WarmWash 2 hours ago | parent [-]

The conversion from viewer to donator is around 1%. This is true from wikipedia, to twitch, to podcasts.

The number of people who will not ever load your ads is around 30%.

I can tell you that creators talk about this a lot in private, but will not publicly because the internet has a mass delusion on how creation and compensation works. It's like trying to convince christians that jesus obviously didn't come back from the dead days later, depsite there being no logical system available that would explain it.

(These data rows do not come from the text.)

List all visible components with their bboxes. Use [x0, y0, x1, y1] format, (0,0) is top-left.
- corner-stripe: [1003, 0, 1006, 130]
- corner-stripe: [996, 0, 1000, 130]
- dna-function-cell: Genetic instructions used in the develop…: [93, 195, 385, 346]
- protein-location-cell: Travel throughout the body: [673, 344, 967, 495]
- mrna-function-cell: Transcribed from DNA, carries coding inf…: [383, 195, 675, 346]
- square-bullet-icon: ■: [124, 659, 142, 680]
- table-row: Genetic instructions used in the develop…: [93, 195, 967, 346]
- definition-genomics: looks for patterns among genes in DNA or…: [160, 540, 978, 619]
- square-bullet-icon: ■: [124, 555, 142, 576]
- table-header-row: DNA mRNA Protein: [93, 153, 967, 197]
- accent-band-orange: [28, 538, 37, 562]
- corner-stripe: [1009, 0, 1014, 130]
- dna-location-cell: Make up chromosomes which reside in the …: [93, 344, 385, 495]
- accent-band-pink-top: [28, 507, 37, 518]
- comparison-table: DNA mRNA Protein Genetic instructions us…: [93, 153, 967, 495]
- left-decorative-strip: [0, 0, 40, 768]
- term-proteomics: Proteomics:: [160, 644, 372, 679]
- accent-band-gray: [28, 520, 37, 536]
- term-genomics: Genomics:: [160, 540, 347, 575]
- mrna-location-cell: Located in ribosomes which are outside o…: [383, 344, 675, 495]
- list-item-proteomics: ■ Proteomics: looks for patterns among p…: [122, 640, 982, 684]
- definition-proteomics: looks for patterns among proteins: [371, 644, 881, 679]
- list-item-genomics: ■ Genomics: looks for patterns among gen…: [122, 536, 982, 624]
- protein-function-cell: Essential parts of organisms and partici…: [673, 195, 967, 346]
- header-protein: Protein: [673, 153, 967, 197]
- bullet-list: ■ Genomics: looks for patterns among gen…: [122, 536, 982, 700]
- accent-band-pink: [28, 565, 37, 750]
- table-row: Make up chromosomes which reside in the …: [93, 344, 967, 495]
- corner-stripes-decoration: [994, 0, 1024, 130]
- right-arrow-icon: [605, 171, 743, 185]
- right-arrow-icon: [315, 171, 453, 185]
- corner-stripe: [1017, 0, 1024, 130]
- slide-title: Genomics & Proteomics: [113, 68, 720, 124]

If we were to try and map out a functional internet where everyone wins, users and creators, there is no example where ad blocking is anything other net harmful. You either get volunteer net where 0.01% share hobby posts on their own dime for the other 99.9% or you get IRC where 99% of the population doesn't really benefit (ala 1993).

u_fucking_dork 2 hours ago | parent | prev | next [-]

People usually point at the scale when this discussion comes up, in my experience. These companies are doing something at a huge scale spending tons of money to do it so the potential harm is greater.

People can easily justify their own piracy because it’s small scale. Even when they organize, create a whole software and tooling ecosystem around pirating media to stick into jellyfin or plex. AI still did it bigger and worse and is bad, what I’m doing is not so bad because I wasn’t going to buy the movie anyway, etc.

WarmWash 2 hours ago | parent | next [-]

On the whole, about 35% of internet users are ad-blocking. In the tech space it's upwards of 70%.

It's in no way, shape, or form "small scale", and has fundamentally changed the the very nature of the internet for the worse (opinions/views of ad blocking people don't matter).

52-6F-62 2 hours ago | parent | prev [-]

Don't forget that the money being spent to do said scraping has, in great sums, come from subsidies paid by taxes from public coffers.

zetanor 2 hours ago | parent | prev | next [-]

I am in favor of severely limiting both copyright and advertising, but for the benefit of everyone, not just for the benefit of a few "AI" companies.

omnimus 2 hours ago | parent | next [-]

And you will not get it. As the AI pump money into lawyers and politicians - they will be the ones profiting from copyright. Total regulatory capture as US AI companies make it illegal to train AI on their output.

WarmWash an hour ago | parent | prev [-]

The answer is to simply pay for stuff.

There is no viable model where "have stuff but not pay for it" works out.

onedognight 2 hours ago | parent | prev | next [-]

Choosing not to look at something is not denying anyone anything.

WarmWash 2 hours ago | parent [-]

Choosing not to look at an ad, and blocking it are different things. One is totally ok, the other incurs a monetary loss on the creator. Those services aren't free to run, and the content doesn't take zero time to create. It also incentivizes creating content focused on those who cannot figure out ad blocking.

theamk 2 hours ago | parent | prev | next [-]

There is more to life than money.

Many of the websites I read do not collect any appreciable amount of money from ads, or have no ads at all (one example: news.ycombinator.com :) ). They want a recognition, or to share the knowledge, or community, or they are building their brand... And AI is destroying this all - the first result of "zx80" is an AI overview with a link to wikipedia and some youtube videos. If person stops there , they will never get to computinghistory.org.uk link, and won't see any related information about the variants and models.

WarmWash an hour ago | parent [-]

This website is an ad for Ycombinator. It's in no way, shape, or form a charity place for devs to hang out. It's a feeding ground to lure tech people into a mega VCs pastures.

When you click "news.ycombinator.com" you are clicking on the ad.

:)

mixmastamyk 2 hours ago | parent | prev | next [-]

Interesting. I suppose the main difference is that we’re ants compared to an 800 pound gorilla.

qotgalaxy 2 hours ago | parent | prev [-]

[dead]

internet2000 2 hours ago | parent | prev [-]

Perhaps we should go back to back when the internet was about sharing information you liked, not about credit or making money on "content".

throw1234567891 an hour ago | parent [-]

You are there today, but some are unhappy that others don’t share the same sentiment.